On this particularly gloomy day, when a bureaucrat at the French passport office lost one of my original documents and then claimed never to have laid eyes on it, I decided to make yoghurt cake with bergamot and pear. Bergamot because I had bought a beautiful organic specimen from Pierre at the Cours Saleya market on Saturday, and pear because a not-so-beautiful specimen was languishing in my fruit bowl. Food waste is a hot topic these days and gâteau au yaourt happens to be a perfect way of using up stray fruit before it's too late.
For those of you not familiar with bergamot, it's the orangey-yellow citrus fruit that perfumes Earl Grey tea. It doesn't have much juice, but the zest has a powerful floral aroma. If you should get your hands on one (they are sold in some organic shops in Paris), I suggest that you strip off the rind with a vegetable peeler, let it air dry and add it to your favorite green or black tea, or infuse it with herbs if you prefer. And, of course, you could use it in this cake.
For the flour I chose spelt (whitish rather than whole wheat), which has become a staple in my kitchen. The sugar was from the jar of sucre de canne (cane sugar) into which I pop all my used vanilla beans once I've rinsed them off and dried them. The oil was virgin peanut oil, which unlike the refined version preserves its healthful properties and delicate nutty flavor. And the yoghurt was sheep's milk, which has a thicker, richer texture than cow's milk yoghurt. Of course I could have used different ingredients: perhaps a light tasting olive oil, whole wheat pastry flour (organic Type 65 seems to be the closest equivalent in France), and honey instead of the sugar. A gluten free mix involving buckwheat should work well, though I haven't yet experimented with that. If you can't find bergamot, try lemon, orange, mandarin or perhaps Meyer lemon. Orange flower water is good for adding a mysterious floral note.
After a slice of this cake and a cup of tea I felt brave enough to order a new copy of my lost document, which I accomplished online in five minutes (and for free). Who says French bureaucracy is always a nightmare?

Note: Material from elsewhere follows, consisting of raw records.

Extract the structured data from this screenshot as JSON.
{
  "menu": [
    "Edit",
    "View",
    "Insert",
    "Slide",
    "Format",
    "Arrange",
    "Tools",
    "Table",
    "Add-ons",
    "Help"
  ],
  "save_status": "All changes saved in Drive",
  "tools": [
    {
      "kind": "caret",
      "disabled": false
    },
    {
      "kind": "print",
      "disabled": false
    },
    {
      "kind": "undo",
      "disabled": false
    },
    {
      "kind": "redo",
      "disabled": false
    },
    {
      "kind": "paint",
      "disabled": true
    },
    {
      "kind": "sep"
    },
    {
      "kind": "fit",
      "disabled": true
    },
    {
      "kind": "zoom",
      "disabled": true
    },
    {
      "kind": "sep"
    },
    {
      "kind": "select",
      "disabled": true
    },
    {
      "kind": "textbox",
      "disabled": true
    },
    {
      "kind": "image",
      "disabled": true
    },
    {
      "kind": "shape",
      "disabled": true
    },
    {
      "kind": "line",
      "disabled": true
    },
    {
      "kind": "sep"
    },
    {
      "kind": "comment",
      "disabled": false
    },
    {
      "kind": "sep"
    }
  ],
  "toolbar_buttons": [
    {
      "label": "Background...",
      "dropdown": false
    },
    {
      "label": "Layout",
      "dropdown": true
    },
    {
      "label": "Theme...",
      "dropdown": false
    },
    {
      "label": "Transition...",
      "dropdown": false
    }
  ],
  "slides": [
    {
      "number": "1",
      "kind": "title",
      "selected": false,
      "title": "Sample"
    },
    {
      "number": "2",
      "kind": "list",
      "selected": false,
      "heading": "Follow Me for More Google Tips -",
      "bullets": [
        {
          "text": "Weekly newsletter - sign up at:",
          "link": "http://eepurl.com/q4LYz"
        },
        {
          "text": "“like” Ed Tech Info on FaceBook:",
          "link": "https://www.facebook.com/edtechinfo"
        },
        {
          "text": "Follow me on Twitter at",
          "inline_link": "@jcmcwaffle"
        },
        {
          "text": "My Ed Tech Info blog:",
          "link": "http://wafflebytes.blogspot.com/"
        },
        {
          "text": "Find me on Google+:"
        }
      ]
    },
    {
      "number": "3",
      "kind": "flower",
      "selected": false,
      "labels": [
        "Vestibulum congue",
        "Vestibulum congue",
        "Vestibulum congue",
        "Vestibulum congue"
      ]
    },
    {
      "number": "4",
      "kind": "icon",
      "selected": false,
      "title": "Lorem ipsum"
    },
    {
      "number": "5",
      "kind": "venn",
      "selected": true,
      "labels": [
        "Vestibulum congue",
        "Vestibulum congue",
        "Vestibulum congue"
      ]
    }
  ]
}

Yoghurt cake with bergamot and pear
Makes 1 loaf cake
1 yoghurt, about 125 g or 8oz (sheep, cow or goat's milk, but full fat if possible)
Now use the yoghurt pot to measure the other ingredients:
2 pots flour of your choice (I suggest spelt or whole wheat pastry flour)
2 tsp baking powder
1 pot organic cane sugar
1/2 pot virgin or extra-virgin vegetable oil
2 free-range eggs
Zest of 1 small bergamot
1 pear, peeled, cored and diced into 1/2 inch (1 cm) chunks
A little butter for the loaf tin
Butter a loaf tin and coat it lightly with flour. Preheat the oven to 375 F (180 C).
Turn the yoghurt out into a mixing bowl. Sift the flour and baking powder into the bowl. Add the cane sugar, oil, eggs and bergamot zest. Mix with a hand whisk until the batter is smooth, but avoid overmixing. Fold in the diced pear.
Pour the mixture into the loaf tin and bake for 35 minutes, or until golden and risen. The top should spring back when you touch it lightly.
Remove from the oven and let cool for a few minutes. Run a knife around the edge of the cake and turn it out onto a rack to cool. Serve with a dollop of yoghurt and a drizzling of runny honey if you like.